Holiday Cinnamon Rolls
* 1 (1/4 ounce) package dry yeast
* 1 cup warm milk
* 1/2 cup granulated sugar
* 1/3 cup butter, melted and cooled slightly
* 1 teaspoon salt
* 2 eggs, lightly beaten
* 4 cups flour
* 1 cup packed brown sugar
* 2 1/2 tablespoons cinnamon
* 1/3 cup butter, at room temperature (NOT melted)
* 8 tablespoons butter, at room temperature
* 1 1/2 cups powdered sugar
* 1/4 cup cream cheese, at room temperature
* 1/2 teaspoon vanilla
* 1/8 teaspoon salt
1. In a small bowl, heat milk until pleasantly warm, not hot. Sprinkle yeast over and let dissolve, about five minutes. The mixture can be stirred if some of the yeast on top isn't mixing in. You want to see it become a little gooey, maybe with a few bubbles on the sides, to make sure the yeast is working.
2. In a large bowl, combine flour, sugar, salt, and mix briefly. Add in melted butter, milk and yeast mixture, and eggs. Mix with wooden spoon or paddle mixer until incorporated. Switch to kneading hook or remove mixture to a floured surface.

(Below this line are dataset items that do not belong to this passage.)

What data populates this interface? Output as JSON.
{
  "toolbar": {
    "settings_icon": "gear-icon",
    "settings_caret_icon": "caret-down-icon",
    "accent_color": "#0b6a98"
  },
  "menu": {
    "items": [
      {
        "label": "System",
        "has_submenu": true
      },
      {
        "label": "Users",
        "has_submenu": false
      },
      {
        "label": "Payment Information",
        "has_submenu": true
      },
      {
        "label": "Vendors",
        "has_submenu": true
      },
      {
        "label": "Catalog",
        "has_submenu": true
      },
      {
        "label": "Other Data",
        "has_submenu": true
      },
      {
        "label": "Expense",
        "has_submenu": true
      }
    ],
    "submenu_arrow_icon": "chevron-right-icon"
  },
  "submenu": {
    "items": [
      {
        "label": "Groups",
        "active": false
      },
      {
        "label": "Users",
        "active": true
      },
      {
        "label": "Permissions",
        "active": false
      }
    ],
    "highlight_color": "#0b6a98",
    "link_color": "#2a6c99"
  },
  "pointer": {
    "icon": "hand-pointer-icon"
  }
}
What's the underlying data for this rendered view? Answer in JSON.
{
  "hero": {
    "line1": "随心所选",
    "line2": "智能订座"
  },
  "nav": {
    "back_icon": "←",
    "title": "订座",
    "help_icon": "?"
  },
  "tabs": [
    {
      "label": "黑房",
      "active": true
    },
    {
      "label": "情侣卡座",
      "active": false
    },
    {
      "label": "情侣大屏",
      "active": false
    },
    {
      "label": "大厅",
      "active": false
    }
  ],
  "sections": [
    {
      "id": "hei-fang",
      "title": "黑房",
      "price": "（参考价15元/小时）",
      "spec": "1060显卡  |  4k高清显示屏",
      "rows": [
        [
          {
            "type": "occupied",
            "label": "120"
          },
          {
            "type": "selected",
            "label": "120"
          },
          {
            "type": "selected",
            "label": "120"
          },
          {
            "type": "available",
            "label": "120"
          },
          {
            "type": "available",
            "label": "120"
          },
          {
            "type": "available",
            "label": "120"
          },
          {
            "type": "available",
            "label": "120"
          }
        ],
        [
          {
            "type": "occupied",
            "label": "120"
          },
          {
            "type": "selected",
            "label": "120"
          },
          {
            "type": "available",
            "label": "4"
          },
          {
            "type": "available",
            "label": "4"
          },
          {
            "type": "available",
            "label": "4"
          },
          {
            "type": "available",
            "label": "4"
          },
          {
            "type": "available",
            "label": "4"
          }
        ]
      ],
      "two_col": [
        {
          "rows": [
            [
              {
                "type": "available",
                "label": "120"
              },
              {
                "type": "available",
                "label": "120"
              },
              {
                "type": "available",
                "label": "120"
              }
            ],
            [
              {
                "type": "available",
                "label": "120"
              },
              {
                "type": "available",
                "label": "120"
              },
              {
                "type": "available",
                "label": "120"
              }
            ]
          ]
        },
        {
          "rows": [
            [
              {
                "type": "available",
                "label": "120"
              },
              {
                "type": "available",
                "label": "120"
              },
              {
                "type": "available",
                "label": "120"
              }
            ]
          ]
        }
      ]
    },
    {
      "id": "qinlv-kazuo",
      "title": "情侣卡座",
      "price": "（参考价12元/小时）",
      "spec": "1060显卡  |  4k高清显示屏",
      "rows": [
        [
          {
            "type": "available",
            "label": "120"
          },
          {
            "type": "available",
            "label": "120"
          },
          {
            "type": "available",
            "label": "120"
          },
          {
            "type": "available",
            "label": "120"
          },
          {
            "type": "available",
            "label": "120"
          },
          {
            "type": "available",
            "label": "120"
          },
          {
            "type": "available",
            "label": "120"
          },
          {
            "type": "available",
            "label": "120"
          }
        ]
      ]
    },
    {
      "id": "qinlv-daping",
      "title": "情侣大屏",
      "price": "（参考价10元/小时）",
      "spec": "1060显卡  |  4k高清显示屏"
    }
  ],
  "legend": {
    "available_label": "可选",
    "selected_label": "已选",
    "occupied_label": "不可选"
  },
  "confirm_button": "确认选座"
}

3. Knead dough for 5-8 minutes by hand, or in a mixer at low speed for 5 minutes. Dough should be soft but not sticky, and hold an impression when it is poked.
4. Lightly oil a bowl. Place dough inside, first covering the top in the oil. Cover the bowl lightly and let it rise in a warm, draft-free place for 2 hours, until doubled in size.
5. Punch dough down. Roll out to a rectangle, about 21-24 inches by 16 inches. Spread softened butter out on dough. Cover entire surface. Sprinkle with brown sugar and cinnamon mixture, except for the last inch along a long side. It will be pretty thick, use all of it and pat it down evenly.
6. Roll tightly from the long side that has filling to the edge, ending with the piece just with butter, and use that to seal the tube. Rest it on this part to slice.
7. Slice 1-inch rounds, discarding the very ends if desired. Place in greased pans - one 9x13 or 3 cake rounds, leaving room for dough to expand. At this point the dough can be covered and chilled overnight, and taken out for an hour before baking. If you wish to bake immediately, cover and let rise until double or at least poofy, 1.5-2 hours. Remove the covering before baking!
8. Preheat oven to 350 degrees F. Check after 10 minutes. Depending on the thickness of the rolls, you will probably need 5-10 more minutes. I like to take mine out when they are just getting to be golden brown on top and are barely cooked through inside (but not doughy).
9. While they are baking, mix the icing together until smooth. Spread on rolls immediately when they come out of the oven. Serve hot!